I suppose that $300 million and Robinson Canó will forever be linked in our minds, or at least until Canó's next contract (after this one), when he might actually get $300 million and it doesn't even seem like so much money.
But unless some MYSTERY TEAM jumps in, it sure doesn't look like he's getting $300 million this time around. Lots of good bits from Ken Rosenthal in here:
The Yankees, according to the New York Post, offered Cano a seven-year deal for about $165 million. The interest of other clubs is unclear, but two factors will work in Cano’s favor – the consistency of his performance, and the increase in each team’s annual national television revenue from $25 million to $52 million starting next season.
Cano, 31, leads all major leaguers in Wins Above Replacement (WAR) over the past five seasons, according to baseball-reference.com’s calculation of the measure.
He is fifth according to the Fangraphs version of WAR, behind Miguel Cabrera, Evan Longoria, Ben Zobrist and Joey Votto, who also are in the top five according to baseball-reference, though not in that order.
Teams also value Cano for his durability; he has missed only 14 games in the past seven seasons. And while the Los Angeles Dodgers, another presumed bidder, have indicated they will not bid for Cano, the booming state of the industry might create openings for other clubs.
The next time someone tells you that baseball's in trouble because of national television ratings, feel free to mention that baseball's national television revenues are more than doubling. Seems relevant. (Or you can send them here.)
But yes, those new revenues are going to help Canó in his quest to become ever more wealthy.
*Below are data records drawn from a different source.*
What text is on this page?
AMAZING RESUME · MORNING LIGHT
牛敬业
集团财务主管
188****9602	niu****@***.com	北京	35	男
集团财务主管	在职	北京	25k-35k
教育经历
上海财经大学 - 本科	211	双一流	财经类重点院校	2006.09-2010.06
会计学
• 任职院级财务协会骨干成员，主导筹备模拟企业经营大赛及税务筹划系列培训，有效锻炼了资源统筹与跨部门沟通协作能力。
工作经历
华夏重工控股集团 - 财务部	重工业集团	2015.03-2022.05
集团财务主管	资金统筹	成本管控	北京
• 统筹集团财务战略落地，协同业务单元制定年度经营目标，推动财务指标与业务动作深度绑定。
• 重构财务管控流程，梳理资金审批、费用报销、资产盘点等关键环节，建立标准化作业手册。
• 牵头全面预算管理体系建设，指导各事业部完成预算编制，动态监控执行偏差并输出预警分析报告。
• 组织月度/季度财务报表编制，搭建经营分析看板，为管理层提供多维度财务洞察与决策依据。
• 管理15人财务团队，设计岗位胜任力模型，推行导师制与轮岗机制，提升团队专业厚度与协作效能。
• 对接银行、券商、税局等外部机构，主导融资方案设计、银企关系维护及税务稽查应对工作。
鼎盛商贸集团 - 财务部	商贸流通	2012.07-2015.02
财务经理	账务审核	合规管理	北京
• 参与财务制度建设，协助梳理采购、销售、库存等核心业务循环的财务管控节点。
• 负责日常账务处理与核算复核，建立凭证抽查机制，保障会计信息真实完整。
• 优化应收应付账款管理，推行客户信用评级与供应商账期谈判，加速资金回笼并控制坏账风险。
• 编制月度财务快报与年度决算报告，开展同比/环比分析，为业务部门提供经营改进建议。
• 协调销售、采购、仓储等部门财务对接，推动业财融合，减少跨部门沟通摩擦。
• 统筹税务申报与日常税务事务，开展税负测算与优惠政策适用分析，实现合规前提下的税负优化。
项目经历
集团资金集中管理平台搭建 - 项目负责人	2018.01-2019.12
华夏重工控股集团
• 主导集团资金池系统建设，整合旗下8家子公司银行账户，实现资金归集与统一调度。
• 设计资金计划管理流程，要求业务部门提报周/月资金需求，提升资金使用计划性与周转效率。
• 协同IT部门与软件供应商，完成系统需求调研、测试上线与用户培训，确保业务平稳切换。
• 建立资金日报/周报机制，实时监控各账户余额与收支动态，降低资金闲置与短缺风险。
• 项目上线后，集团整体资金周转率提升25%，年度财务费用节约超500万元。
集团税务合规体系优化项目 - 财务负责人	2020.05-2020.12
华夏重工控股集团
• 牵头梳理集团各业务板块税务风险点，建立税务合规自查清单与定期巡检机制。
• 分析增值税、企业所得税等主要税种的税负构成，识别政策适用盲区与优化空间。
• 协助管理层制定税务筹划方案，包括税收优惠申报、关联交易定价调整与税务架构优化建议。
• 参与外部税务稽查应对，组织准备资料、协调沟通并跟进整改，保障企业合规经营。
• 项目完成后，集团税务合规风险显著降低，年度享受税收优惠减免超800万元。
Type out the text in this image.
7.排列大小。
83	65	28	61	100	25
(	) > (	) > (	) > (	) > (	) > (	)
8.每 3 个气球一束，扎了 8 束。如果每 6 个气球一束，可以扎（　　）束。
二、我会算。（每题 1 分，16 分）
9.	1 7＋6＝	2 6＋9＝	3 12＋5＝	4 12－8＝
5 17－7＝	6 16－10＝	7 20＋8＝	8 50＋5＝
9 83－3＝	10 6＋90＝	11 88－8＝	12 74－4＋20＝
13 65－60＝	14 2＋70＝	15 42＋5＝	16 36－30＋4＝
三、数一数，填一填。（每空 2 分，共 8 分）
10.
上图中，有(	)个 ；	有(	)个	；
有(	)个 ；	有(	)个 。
But it's not just the national revenues. While the Yankees don't have a new local deal kicking in next year, a lot of franchises will have new, much larger deals in the next few seasons. And that money's going to lift all boats, as teams are willing to spend not just the money they've got now, but the money they believe (with good reason) they're going to have.
Three cheers to Rosenthal for referencing Wins Above Replacement ... and referencing two versions! Which gives a better picture; that's why I'm endorsing a composite Wins+ when I write about these things. Or maybe I should just call my composite figure Wins+, invent a whole new metric. I'm sure that will catch on
Just for fun, though, let's look at those top five over the last five years, composite Wins Above Replacement (Wins+!) ...
66 Miguel Cabrera
64 Robinson Canó
64 Evan Longoria
63 Ben Zobrist
60 Joey Votto
Leaving aside Joe Maddon's brilliance, if you're looking for the top two reasons for the Rays' consistent success, there they are. Here's another way to look at these five outstanding players, this time through the eyes of baseball writers ...
1673 Miguel Cabrera
745 Joey Votto
652 Robinson Canó
239 Evan Longoria
48 Ben Zobrist
Anyone care to guess what those numbers describe? Those numbers describe the support these players have received in Most Valuable Player balloting. I realize that Ben Zobrist's contributions aren't necessarily easy to see, and perhaps it's a sign of progress that he's won any points at all, and that he was actually an All-Star this year. But when I look at the attention given Ben Zobrist by the people who are well-paid to give attention to players as good as Ben Zobrist, I wonder if there's still some progress to be made.